Imaginar o ambiente descrito no post anterior, considerando sua específica carga de elementos visuaudiolfatacteis, é algo que circunscreve e demarca uma época igualmente específica. Podemos reconhecer na cena diversos elementos de uma paisagem urbana contemporânea pós-eletrificada. Há uma festa, possivelmente com um número menor de pessoas que o volume de som poderia para épocas anteriores sugerir – as tecnologias de gravação, amplificação e reprodução sonora permitem que se faça muito barulho com pouco! Estimulações se insurgem de todos os lados, no melhor estilo do espaço acústico. A proximidade geográfica de eventos completamente alheios à festa (como a criança berrante em algum lugar outro) é cada vez maior, de modo que o som ao fundo de uma festa é constantemente uma outra festa, num fogo contra fogo interminável, elevado em alguns momentos, reduzido em outros. Mas há cidades que nunca dormem...
Para os que possam ouvir (sem excluir as máquinas de reprodução sonora), poderíamos entender o ambiente descrito como uma paisagem sonora. Termo concebido nos estudos efetuados por R. Murray Schafer e Barry Truax a partir dos anos 60 (coroados no livro de Schafer de 1977 “The tuning of the world”), fabricado num conjunto de ferramentas que visam dar conta de fazer a história das transformações que o ambiente audível sofre, sofreu e sofrerá ao longo da história dos procedimentos de civilização.
Estar em qualquer parte do globo implica estar cercado de sons, cuja interação dinâmica delimita uma paisagem sonora, um espaço experiencial auditivo. Em "The tuning of the world" Schafer parte de descrições literárias (uma vez que só se tornou possível algum modo de registrar paisagens sonoras a partir do séc. XX) e de inferências tendo como base o conceitual da acústica, procurando acompanhar estas transformações. Como uma paisagem sonora se alterou a partir da entrada de cada nova tecnologia?
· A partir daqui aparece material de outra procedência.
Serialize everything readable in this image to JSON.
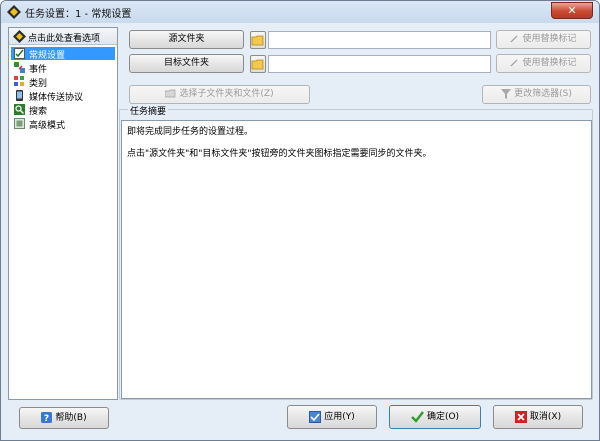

Que tipo de demandas sonoras poderiam estar em jogo nesta nova tecnologia que deram origem a outras tecnologias e a novas demandas? Além disso, como um certo tipo de paisagem sonora poderia influenciar determinada organização cultural, seja em suas produções, na sua sistematização de valores, e vice-versa?
No percurso dessa história, duas condições de paisagem se colocam no cerne da transição da paisagem de características mais rurais para a de características mais urbanas, Hi-Fi e Lo-Fi. Uma paisagem sonora que tende ao Hi-Fi é uma paisagem na qual seus elementos são facilmente audíveis separadamente, pode-se acompanhar os momentos de seu surgimento, seu desenvolvimento e extinção. A condição Lo-Fi, em oposição, os sons separados se acumulam e se entremeiam uns nos outros, tornando difícil distinguí-los tanto uns dos outros, quanto a distância, uma vez que são aniquilados, obscurecidos em muito antes de chegarem aos ouvintes.
Como mostra Schafer,
"A paisagem sonora hi-fi é aquela em que os sons separados podem ser claramente ouvidos em razão do baixo nível de ruído ambiental. Em geral, o campo é mais hi-fi que a cidade, a noite mais que o dia, os tempos antigos mais que os modernos. Os sons se sobrepõem menos freqüentemente; há perspectiva – figura e fundo. (...) O ambiente silencioso da paisagem hi-fi permite ao ouvinte escutar mais longe, à distância, a exemplo dos exercícios de visão à longa distância no campo. A cidade abrevia essa habilidade para a audição à distância, marcando uma das mais importantes mudanças na história da percepção."[1]
Retomando as questões colocadas anteriormente, como poderiamos entender os efeitos da passagem de uma exposição de paisagem sonora Hi-Fi para Lo-Fi? Em que medida podemos associar as transformações na paisagem sonora, às passagens do espaço visual para o acústico? Os efeitos de uma paisagem sonora Lo-Fi poderiam ser entendidos como uma saturação efetuada pela audição, transbordando aos demais sentidos, das características do espaço acústico?
Historiar as paisagens sonoras é especialmente fazer uma história sobre as transformações que homem e a tecnologia vêm promovendo, um ao outro, durante os milênios eternos de sua relação.